I'm not sure what's been up with me lately.
I've been up and down so many times that I'm getting dizzy. I see something funny, like a movie or something, and it puts in a good mood, then the internet goes down, then it comes back up, then I order Christmas presents, then I order some eyeshadow (my last order from Aromaleigh, I swear!), then I feel guilty, then I get depressed because of something else, then I lose my class ring (still haven't found it, by the way), it just never stops.
I haven't worked since Black Friday, either. My hours were cut yesterday. I don't know when I'll get in again, or when I'll find another job to supplement my income, or if I'll get any more commissions so I can make some money that way... And it doesn't help that my mom is constantly screaming at me because I haven't found anything yet. It's like August and September all over again.
You know how sometimes, you just crave contact with another person, and there's nobody around that you want contact with? I miss having male friends so much. I hated being thrown into a sea of oestrogen when I started cosmetology school- I was drowning in it. When I occasionally would have a guy friend to spend time with, I always felt so much better.
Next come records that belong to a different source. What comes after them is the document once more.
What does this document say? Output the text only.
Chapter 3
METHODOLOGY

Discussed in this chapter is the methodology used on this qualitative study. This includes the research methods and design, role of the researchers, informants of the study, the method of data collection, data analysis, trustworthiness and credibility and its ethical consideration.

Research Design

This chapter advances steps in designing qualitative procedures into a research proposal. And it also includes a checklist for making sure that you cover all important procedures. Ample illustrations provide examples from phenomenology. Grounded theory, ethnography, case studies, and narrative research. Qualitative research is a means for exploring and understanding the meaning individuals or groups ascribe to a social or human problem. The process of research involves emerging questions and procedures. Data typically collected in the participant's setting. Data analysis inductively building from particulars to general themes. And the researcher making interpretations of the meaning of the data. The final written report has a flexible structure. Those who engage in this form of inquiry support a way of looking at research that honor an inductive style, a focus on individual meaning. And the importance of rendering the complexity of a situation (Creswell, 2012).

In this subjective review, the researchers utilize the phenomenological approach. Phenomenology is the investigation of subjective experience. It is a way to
I really wish I still had some male energy that doesn't involve a family member to surround myself with. I miss the zero-bullshit conversation, and the fact that I could say ANYTHING and it wouldn't shock them, aside from the fact that they couldn't believe a "good girl" like me would say anything like that. When I was seventeen, and I was around my friends, every other word out of my mouth was "fuck". I don't have that liberty anymore. Now I have to pick and choose who I say certain things to and it's so annoying because it's just a word, you know? We're all adults here, get the fuck over it.
But unfortunately, I can't make things go back to the way they were when I was seventeen. I'm just feeling nostalgic for when my life didn't completely suck shit, I guess. Right now, I feel alone, friendless. And nobody I could tell that to would care. My mom always gives me that old "I don't see my friends either" line (Did any of her friends ditch her and get pregnant by a convicted felon? No.), my brother doesn't speak to his friends much either, and nobody returns my phone calls. I have left no less than thirty voicemails on Pinkie's phone and she hasn't called me back, even after I called her at work and asked her to give me a ring when she got home. I shouldn't have held my fucking breath. I mean, all I wanted was an update, to make sure she was okay, because she hadn't called me in nearly two months. God forbid I should worry, when that former meth addict she hooked up with hates my guts (likewise, motherfucker) and now that she's moved back in with her parents I may not hear from her at all. Especially after she has the baby, and that's only a month or so away.
I know this is an old issue and I shouldn't keep harping on it. Sorry about that.
I've been in a bad mood pretty much all day today. No matter what I did, I couldn't really shake it. I always (and I know this sounds crazy but it's 100% true) have bad days when I don't wear that damn ring. I don't feel right. I'm very aware of it being missing. Probably because it's heavier by itself than the three other rings I'm currently wearing altogether. I know it's here, I just have no idea where to begin... I've already looked in one area and I know it isn't there, and that leaves a good 2/3 of the room unexplored.
I think tomorrow I'll make a run to Target, stop by Bath and Body Works to check my schedule (the ACES website is being a bitch and always gives me a blank screen, so I can't check that way), and then come home and just tear my room apart. It's the only way to find a small object.
Okay... Shutting up now. Later, dudes.
UPDATE!!! Herff-Jones, the company I got my class ring from, has a warranty program that lasts up to six years! It's been four since I got my ring! I may get a new one anyway! Crossing my fingers, dudes!